Muitos acadêmicos dizem que a legislação antitruste tradicional, que usa o preço para determinar se a concentração de mercado prejudica consumidores, não é adequada para lidar com big techs. O sr. concorda? Sim, eu proponho no livro uma abordagem repaginada para a lei antitruste, para que ela não seja só um instrumento frio de investigação econômica. Defendo que a legislação determine a concentração de poder usando uma lente social e política mais ampla. Se uma empresa comprar mais um concorrente, não deveríamos perguntar apenas se a aquisição vai levar a um aumento de preços, mas se, por exemplo, pode prejudicar a diversidade da mídia ou a saúde da democracia —ou se pode representar ameaças sistêmicas a direitos humanos.

O sr. fala sobre a "armadilha do consentimento", o fato de todos clicarem na caixinha de "concordo" sobre uso de dados sem ler termos de uso ou customizar cookies. Como isso protege as empresas em vez dos consumidores? Ninguém lê termos de uso. Quem lê tudo não entende quase nada, porque está em juridiquês. Mas até para os que entendem os termos não dizem nada. Vamos usar seus dados, compartilhar com terceiros. O que quer dizer isso? Em vez de reequilibrar a relação entre plataformas e indivíduos, a armadilha do consentimento consolida o poder das redes.

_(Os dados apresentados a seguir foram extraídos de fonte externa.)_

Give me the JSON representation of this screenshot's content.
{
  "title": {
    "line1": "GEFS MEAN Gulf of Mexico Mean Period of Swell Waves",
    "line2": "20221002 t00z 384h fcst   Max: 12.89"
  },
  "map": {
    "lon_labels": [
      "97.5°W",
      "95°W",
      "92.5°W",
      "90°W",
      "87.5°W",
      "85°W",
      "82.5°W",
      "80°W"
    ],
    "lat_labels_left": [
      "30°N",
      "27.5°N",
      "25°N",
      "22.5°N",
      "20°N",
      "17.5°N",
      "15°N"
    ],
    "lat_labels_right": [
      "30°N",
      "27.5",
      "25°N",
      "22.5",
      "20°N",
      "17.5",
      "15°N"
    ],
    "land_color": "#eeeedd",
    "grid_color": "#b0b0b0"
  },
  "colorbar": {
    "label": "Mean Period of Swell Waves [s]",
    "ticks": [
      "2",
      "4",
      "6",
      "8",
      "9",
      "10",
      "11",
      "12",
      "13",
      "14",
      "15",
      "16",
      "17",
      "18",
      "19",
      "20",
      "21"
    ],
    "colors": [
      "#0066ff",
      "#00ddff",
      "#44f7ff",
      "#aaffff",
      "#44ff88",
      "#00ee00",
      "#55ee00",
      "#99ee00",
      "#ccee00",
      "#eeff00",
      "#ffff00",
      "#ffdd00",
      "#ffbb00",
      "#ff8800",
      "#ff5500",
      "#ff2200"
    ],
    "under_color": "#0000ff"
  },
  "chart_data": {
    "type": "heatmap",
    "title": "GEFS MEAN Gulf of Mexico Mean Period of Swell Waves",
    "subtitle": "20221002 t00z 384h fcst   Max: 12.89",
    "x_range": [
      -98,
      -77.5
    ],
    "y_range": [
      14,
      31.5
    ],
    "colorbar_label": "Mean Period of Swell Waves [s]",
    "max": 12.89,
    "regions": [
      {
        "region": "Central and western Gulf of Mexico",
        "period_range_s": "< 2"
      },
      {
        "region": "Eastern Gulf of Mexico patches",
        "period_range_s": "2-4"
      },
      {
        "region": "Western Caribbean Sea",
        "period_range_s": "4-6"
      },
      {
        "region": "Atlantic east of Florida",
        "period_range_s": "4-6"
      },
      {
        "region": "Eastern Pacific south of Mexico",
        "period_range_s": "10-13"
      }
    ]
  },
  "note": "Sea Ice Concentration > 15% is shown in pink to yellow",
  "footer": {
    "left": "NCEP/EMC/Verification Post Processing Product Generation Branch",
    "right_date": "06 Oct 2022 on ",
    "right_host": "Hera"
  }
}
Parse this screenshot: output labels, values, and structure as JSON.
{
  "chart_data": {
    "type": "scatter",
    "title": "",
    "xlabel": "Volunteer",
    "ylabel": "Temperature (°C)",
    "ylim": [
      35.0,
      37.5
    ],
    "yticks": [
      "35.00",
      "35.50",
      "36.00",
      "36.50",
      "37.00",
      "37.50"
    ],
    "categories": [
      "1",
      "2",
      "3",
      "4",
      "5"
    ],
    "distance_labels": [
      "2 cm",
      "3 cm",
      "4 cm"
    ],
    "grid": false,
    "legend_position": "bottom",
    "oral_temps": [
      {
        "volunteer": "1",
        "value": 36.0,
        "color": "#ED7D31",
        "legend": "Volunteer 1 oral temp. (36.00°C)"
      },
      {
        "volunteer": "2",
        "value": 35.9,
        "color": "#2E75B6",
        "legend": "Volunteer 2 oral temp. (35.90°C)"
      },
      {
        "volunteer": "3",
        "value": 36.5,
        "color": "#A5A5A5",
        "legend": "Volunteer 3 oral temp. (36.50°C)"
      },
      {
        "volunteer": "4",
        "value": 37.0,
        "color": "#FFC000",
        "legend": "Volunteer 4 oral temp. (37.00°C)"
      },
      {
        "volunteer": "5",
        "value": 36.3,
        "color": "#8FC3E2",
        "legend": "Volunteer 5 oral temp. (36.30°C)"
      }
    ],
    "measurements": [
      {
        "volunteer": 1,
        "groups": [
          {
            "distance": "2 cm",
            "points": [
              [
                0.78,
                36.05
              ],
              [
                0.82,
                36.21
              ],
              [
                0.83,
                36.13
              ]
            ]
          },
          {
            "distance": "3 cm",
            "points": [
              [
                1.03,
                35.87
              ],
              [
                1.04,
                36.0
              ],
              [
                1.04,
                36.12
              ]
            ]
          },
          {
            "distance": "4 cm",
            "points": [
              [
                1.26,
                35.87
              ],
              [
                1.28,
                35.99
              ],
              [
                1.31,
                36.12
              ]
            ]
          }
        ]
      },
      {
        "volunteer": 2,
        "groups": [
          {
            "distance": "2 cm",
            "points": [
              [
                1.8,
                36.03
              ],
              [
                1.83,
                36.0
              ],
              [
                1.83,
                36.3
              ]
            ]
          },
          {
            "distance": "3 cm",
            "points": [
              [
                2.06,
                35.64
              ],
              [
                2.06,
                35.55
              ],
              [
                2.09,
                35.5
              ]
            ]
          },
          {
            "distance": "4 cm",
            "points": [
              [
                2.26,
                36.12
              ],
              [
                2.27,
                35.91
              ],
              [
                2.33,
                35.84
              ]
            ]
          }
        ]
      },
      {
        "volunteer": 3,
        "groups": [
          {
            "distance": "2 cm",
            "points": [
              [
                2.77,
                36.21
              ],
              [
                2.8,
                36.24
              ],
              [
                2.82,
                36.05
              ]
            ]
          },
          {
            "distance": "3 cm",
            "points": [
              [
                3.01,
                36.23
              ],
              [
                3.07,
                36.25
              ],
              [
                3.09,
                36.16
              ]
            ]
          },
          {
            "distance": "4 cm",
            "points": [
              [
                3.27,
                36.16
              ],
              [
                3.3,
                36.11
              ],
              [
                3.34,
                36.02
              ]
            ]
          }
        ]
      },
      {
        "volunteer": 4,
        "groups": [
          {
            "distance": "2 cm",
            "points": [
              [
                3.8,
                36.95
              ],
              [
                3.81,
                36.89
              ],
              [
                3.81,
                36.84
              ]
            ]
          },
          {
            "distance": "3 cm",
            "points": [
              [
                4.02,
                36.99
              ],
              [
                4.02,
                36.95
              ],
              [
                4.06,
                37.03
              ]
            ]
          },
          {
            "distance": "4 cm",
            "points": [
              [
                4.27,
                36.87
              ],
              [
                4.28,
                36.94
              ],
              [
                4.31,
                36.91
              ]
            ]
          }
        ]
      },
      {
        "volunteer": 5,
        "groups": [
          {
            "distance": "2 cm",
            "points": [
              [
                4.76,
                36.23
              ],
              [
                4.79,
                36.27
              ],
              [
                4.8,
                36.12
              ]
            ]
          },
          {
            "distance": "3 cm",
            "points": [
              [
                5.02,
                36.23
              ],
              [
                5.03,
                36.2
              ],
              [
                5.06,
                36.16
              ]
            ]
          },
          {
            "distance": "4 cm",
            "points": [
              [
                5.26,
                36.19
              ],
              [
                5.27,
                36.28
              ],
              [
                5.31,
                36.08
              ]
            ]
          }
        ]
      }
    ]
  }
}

Nós precisamos de um mecanismo jurídico que dê aos indivíduos mais controle sobre suas vidas, não menos. Essa ideia de consentimento também não faz sentido numa era de inteligência artificial. Como você pode consentir que sejam feitas inferências sobre você a partir de dados sem saber quais serão elas, já que os dados só revelam coisas sobre você quanto estão juntos com uma quantidade gigantesca de dados de outras pessoas? O consentimento é uma ideia nobre, mas deixou de ser apropriado para a mediação entre poderosos e menos poderosos.

O sr. sugere que as plataformas maiores deveriam ser beneficiadas pela imunidade conferida pela seção 230 da Lei de Decência nas Comunicações dos EUA ou pelo Marco Civil da internet no Brasil apenas se cumprissem alguns requisitos. Como isso funcionaria? Não é nada prático esperar que reguladores se envolvam nos detalhes, em decisões individuais. Em vez disso, acho que as plataformas maiores deveriam implementar sistemas adequados para cumprir certas regras decididas democraticamente. É inevitável que algumas coisas deem errado de vez em quando, mas as empresas têm de mostrar que possuem um sistema para lidar com isso para ter direito à imunidade.

Jamie Susskind autor de livros como "The Digital Republic: On Freedom and Democracy in the 21st Century" e "Future Politics: Living Together in a World Transformed by Tech
O advogado e autor Jamie Susskind - Candice McKenzie - 19.fev.2019/Divulgação Institute for Government

Raio-x | Jamie Susskind, 33

Britânico, formado em história e ciência política em Oxford, é advogado, palestrante e autor. Seus principais livros são "Future Politics: Living Together in a World Transformed by Tech" (2019) e o recém-lançado "The Digital Republic: On Freedom and Democracy in the 21st Century".